Technical information
- Licensing authority: FCC
- Facility ID: 12723
- Class: C
- Power: 460 watts day 230 watts night
- Transmitter coordinates: 48°35′29″N 93°22′54″W﻿ / ﻿48.59139°N 93.38167°W
- Translator: 95.3 W237EX (International Falls)

Links
- Public license information: Public file; LMS;
- Webcast: Listen Live
- Website: rjbroadcasting.com

= KGHS (AM) =

KGHS (1230 AM) is a local radio station in International Falls, Minnesota, broadcasting at 1230 with 460 watts day and 230 watts night. KGHS carries Westwood One's "Good Time Oldies" format, via satellite. It also carries local news and information programming. The station is owned by Jimmy D. Birkemeyer, through licensee R & J Broadcasting. Its one transmitting tower is east of the town. The studios are at 519 Third Street, with sister station KSDM.

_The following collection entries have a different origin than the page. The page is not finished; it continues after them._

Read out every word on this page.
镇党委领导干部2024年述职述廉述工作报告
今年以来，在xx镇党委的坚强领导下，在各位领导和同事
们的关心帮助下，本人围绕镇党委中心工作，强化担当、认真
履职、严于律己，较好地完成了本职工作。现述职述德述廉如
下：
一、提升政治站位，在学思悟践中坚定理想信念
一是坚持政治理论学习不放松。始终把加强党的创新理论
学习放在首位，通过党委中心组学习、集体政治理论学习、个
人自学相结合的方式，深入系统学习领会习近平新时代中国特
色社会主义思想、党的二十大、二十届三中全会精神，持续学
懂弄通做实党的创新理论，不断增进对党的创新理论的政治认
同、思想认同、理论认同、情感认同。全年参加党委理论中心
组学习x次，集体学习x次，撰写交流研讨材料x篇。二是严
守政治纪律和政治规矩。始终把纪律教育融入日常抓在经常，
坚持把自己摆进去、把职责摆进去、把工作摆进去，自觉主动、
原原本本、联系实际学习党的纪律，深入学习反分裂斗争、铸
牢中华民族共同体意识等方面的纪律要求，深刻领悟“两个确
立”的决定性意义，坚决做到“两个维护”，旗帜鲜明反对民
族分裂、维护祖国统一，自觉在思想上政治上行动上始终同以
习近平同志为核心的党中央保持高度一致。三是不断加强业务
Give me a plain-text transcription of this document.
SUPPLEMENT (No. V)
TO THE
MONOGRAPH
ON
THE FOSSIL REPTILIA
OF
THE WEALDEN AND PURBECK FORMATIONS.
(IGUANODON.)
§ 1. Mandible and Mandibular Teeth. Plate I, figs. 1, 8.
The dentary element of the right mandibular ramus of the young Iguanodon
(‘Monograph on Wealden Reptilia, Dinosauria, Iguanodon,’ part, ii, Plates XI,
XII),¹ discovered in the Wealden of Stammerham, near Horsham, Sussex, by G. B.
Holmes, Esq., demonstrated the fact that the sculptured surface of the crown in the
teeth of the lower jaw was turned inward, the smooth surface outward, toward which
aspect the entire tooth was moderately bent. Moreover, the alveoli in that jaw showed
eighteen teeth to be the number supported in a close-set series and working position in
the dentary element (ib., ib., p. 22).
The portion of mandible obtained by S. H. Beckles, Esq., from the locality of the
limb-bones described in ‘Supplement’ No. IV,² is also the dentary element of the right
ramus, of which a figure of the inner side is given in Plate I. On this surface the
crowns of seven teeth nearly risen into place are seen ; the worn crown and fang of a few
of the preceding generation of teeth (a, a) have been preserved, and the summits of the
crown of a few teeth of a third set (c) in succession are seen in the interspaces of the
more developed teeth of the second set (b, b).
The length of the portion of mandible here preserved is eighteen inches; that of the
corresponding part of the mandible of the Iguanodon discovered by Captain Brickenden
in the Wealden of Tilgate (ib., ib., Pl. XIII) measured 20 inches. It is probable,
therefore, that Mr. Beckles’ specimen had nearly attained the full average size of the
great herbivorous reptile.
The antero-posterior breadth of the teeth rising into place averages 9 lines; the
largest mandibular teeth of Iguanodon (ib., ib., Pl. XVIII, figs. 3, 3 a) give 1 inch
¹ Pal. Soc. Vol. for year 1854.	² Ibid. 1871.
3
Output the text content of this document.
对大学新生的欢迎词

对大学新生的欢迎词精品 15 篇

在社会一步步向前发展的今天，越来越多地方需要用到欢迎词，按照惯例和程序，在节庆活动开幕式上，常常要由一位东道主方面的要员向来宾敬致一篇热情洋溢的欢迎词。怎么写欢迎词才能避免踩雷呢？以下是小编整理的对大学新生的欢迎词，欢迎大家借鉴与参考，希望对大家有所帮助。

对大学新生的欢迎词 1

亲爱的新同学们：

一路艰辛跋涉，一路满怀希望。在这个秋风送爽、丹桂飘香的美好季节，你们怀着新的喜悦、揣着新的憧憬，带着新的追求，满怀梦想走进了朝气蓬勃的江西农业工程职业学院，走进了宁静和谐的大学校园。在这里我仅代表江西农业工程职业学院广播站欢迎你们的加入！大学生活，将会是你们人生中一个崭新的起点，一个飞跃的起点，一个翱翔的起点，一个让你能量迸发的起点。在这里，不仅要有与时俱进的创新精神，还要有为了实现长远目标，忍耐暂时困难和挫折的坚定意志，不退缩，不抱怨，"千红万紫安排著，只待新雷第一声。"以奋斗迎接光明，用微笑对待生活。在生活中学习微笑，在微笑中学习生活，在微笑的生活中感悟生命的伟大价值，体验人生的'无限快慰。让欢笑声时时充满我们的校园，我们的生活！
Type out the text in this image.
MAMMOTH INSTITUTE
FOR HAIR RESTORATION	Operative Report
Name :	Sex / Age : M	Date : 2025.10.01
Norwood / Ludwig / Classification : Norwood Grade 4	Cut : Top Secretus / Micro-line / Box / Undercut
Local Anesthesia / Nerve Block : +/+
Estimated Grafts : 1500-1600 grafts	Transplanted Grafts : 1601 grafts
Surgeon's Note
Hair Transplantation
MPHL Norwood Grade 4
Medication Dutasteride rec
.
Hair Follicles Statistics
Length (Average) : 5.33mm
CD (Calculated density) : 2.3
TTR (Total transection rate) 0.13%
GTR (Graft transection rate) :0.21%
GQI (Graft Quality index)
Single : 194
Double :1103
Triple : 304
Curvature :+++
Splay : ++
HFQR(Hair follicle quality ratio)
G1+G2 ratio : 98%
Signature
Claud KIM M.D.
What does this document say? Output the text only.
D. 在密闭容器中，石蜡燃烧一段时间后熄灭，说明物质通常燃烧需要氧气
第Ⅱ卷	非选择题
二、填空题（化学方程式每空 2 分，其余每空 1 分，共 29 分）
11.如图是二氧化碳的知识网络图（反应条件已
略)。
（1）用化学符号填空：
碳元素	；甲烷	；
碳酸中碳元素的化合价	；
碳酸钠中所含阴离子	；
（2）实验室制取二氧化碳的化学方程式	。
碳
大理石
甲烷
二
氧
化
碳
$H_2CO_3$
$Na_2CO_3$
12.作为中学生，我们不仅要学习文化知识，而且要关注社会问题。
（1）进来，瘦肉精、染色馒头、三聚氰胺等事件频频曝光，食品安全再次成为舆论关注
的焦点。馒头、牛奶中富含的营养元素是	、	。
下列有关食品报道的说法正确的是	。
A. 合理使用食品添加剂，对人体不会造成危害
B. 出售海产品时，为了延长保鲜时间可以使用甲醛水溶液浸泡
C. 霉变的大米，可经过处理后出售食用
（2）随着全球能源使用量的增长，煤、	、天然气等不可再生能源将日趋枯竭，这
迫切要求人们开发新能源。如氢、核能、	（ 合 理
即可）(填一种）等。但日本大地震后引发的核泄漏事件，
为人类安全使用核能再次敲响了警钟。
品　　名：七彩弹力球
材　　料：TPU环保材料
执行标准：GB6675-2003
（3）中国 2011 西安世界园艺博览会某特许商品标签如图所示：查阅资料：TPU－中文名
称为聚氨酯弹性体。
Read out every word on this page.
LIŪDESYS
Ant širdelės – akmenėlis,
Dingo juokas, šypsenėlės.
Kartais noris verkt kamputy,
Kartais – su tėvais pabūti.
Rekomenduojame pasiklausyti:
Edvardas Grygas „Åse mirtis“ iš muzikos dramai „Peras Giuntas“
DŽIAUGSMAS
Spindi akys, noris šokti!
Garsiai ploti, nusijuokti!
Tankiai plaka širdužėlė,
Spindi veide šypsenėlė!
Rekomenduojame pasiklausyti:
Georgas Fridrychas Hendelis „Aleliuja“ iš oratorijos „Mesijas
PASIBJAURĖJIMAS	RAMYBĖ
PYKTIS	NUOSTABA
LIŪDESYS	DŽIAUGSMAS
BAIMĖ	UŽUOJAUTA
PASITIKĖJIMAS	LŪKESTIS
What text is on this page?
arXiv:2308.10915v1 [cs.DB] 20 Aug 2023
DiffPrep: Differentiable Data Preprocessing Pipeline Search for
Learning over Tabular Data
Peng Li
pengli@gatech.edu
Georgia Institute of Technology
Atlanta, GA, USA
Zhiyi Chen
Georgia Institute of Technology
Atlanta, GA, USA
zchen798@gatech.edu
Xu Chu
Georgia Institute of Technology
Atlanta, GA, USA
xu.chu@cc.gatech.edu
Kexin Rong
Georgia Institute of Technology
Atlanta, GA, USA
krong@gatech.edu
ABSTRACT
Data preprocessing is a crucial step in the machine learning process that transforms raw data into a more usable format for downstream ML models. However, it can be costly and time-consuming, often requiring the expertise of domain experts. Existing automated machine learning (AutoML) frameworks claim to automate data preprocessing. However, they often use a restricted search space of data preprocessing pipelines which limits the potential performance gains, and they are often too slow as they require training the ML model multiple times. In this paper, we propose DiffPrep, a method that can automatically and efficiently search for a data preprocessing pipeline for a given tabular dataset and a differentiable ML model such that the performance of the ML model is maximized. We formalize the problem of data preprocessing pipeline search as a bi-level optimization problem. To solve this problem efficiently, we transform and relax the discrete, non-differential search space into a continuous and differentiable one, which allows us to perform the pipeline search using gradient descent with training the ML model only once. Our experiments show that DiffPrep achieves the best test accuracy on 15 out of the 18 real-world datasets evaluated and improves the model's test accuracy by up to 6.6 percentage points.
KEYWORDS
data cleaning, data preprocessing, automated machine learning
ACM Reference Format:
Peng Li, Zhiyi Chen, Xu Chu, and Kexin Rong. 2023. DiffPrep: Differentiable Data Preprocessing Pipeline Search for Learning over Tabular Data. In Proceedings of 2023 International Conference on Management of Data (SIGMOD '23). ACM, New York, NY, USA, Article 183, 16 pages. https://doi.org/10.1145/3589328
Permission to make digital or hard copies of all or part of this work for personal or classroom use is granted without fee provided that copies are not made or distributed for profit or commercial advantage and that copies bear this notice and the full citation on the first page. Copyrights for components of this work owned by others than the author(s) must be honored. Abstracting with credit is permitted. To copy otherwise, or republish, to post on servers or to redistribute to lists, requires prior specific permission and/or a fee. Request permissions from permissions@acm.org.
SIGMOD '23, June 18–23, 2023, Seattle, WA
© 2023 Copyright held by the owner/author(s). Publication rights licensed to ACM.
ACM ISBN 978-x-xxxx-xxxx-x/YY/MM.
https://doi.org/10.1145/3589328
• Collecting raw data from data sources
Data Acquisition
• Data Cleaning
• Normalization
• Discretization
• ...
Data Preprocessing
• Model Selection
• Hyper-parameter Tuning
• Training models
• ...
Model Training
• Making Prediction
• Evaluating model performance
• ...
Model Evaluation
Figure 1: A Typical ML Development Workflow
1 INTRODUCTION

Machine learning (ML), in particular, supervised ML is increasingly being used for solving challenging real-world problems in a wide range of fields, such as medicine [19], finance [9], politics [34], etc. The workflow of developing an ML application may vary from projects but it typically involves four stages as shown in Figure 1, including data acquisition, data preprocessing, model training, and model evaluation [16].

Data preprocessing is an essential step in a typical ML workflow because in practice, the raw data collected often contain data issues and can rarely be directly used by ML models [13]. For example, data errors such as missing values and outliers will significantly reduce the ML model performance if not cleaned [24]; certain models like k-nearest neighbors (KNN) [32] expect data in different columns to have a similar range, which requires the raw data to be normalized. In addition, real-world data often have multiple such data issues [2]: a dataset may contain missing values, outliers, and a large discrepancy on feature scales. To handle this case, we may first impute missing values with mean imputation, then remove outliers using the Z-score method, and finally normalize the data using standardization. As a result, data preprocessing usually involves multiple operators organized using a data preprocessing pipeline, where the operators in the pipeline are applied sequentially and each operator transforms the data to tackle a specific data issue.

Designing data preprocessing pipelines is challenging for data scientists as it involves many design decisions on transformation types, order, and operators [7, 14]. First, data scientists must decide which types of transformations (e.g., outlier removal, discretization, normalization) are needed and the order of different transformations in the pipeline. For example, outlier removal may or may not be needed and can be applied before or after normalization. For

KGHS first went on the air in 1959. The music format at that time was a mixture of just about any and everything from country, instrumentals, big bands, etc.

On September 16, 2016, Red Rock Radio announced that it would sell KGHS and KSDM to R & J Broadcasting as part of an eight station deal; the sale was completed on December 21, 2016.